You mean in your experimental design you have data in the way .zip and you want to convert .zip -> .d in the OpenMS experimental design?

jspaezp commented 1 year ago

Let me go back a bit ... just to make sure we are all in the same page.

If I wanted to set up a workflow with the file https://ftp.pride.ebi.ac.uk/pride/data/archive/2023/05/PXD037164/3817_TIMS2_2col-80m_37_1_Slot1-46_1_4768.d.zip; then I would build a .sdrf where that URL goes in the comment[file uri] column; therefore it would make a lot of sense to me that the comment[data file] column contains the filename from that URI (3817_TIMS2_2col-80m_37_1_Slot1-46_1_4768.d.zip).

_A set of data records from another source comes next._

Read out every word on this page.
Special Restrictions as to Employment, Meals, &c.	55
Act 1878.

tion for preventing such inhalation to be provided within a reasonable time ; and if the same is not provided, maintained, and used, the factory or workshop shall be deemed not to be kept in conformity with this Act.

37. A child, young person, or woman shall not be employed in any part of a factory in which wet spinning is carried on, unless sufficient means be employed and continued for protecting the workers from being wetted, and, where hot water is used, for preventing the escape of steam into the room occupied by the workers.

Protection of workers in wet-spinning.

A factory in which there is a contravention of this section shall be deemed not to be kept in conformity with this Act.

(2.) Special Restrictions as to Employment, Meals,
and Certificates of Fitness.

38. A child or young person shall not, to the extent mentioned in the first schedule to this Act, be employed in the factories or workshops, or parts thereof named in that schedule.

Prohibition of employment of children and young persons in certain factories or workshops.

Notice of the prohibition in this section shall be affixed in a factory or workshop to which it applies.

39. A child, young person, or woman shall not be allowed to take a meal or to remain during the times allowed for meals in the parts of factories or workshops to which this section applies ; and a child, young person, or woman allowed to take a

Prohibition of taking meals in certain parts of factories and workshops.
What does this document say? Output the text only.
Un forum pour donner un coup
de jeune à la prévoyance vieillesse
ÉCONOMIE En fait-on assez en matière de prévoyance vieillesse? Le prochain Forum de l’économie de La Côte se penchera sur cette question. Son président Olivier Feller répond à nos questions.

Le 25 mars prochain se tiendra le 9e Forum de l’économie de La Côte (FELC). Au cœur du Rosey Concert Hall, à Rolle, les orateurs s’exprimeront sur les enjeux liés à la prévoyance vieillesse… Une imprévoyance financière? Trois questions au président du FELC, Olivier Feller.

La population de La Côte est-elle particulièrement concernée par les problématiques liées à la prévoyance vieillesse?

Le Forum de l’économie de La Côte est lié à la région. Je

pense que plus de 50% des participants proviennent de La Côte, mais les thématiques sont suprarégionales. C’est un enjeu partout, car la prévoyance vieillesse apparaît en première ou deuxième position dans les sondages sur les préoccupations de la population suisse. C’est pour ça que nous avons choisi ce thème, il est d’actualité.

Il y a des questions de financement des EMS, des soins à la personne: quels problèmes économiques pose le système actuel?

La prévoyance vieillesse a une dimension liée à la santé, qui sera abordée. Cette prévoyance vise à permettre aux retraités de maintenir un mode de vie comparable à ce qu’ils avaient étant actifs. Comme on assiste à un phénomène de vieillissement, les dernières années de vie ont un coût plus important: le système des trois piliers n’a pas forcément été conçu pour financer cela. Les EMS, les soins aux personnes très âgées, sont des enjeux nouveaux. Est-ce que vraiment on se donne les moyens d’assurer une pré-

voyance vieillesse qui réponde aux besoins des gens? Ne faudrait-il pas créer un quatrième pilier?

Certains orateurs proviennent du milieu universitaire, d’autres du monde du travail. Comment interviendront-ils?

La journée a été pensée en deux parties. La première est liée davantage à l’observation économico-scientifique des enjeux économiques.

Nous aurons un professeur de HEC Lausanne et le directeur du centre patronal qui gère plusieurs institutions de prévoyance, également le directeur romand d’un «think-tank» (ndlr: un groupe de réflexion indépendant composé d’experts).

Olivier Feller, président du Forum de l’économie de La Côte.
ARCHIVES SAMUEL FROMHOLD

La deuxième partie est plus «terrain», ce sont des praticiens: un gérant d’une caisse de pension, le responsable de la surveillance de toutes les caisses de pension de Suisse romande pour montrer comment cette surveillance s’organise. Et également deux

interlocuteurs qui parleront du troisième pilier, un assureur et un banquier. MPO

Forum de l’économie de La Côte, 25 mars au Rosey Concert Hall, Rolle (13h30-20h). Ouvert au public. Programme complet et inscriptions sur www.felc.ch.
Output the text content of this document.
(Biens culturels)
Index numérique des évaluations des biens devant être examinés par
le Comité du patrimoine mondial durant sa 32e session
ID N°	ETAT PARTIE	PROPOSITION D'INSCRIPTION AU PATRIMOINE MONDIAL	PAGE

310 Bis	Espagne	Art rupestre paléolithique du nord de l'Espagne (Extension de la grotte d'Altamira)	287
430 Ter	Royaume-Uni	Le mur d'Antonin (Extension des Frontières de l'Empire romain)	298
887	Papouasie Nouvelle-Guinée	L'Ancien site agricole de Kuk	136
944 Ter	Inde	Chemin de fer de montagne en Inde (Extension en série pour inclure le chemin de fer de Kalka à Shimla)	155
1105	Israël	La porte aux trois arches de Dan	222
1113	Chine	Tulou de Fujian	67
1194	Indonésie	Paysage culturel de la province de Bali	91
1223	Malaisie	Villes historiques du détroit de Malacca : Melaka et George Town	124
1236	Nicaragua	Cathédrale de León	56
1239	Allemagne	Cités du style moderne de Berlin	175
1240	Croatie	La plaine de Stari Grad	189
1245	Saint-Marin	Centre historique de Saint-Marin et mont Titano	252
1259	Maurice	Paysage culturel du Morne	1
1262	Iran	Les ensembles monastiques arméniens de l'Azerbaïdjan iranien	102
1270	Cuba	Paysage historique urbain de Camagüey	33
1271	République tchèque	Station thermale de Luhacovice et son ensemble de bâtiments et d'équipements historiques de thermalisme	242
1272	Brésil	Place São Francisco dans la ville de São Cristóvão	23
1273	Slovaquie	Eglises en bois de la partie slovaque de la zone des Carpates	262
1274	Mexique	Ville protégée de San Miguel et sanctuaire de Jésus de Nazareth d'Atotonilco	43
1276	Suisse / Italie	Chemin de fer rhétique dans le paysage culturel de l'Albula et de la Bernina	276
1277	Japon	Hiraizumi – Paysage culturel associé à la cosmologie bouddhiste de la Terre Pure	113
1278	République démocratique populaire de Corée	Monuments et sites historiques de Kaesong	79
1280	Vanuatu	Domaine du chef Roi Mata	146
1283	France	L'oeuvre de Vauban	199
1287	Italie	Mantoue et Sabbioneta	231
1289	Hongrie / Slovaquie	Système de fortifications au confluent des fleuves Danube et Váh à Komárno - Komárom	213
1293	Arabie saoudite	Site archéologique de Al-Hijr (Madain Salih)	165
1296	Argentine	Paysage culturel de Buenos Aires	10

nontheless, since we need the name in the experimental design (experimental_design, column Spectra_Filepath) to match the file name that the search engine will recieve, we would need to convert that .zip to .d.

'why do it in this stage?': Since there is now a flag in quantms that allow forcing the conversion of .d files to .mzML, makes more sense to me to allow the user to have the same starting .sdrf file, with any extension supported by the pipeline (d.gz, d.tar.gz, .d.tar, .d ...) and have the pipeline translate the extension, instead of having the user create an .sdrf with the "expected extension" of the output.

HAVING SAID THAT! even if that is not something you want, I will split the work on the testing side of things and submit a PR on it.

ypriverol commented 1 year ago

Ok, the idea is that we allow users to convert:

I actually in the logic validated that we have only some extensions supported like .d -> .d or .raw -> .mzML, etc. I agree with you that we should move to a more generic appraoch when we allow any type of conversion from any file type to any file type. I will do a PR with the new changes for you to review.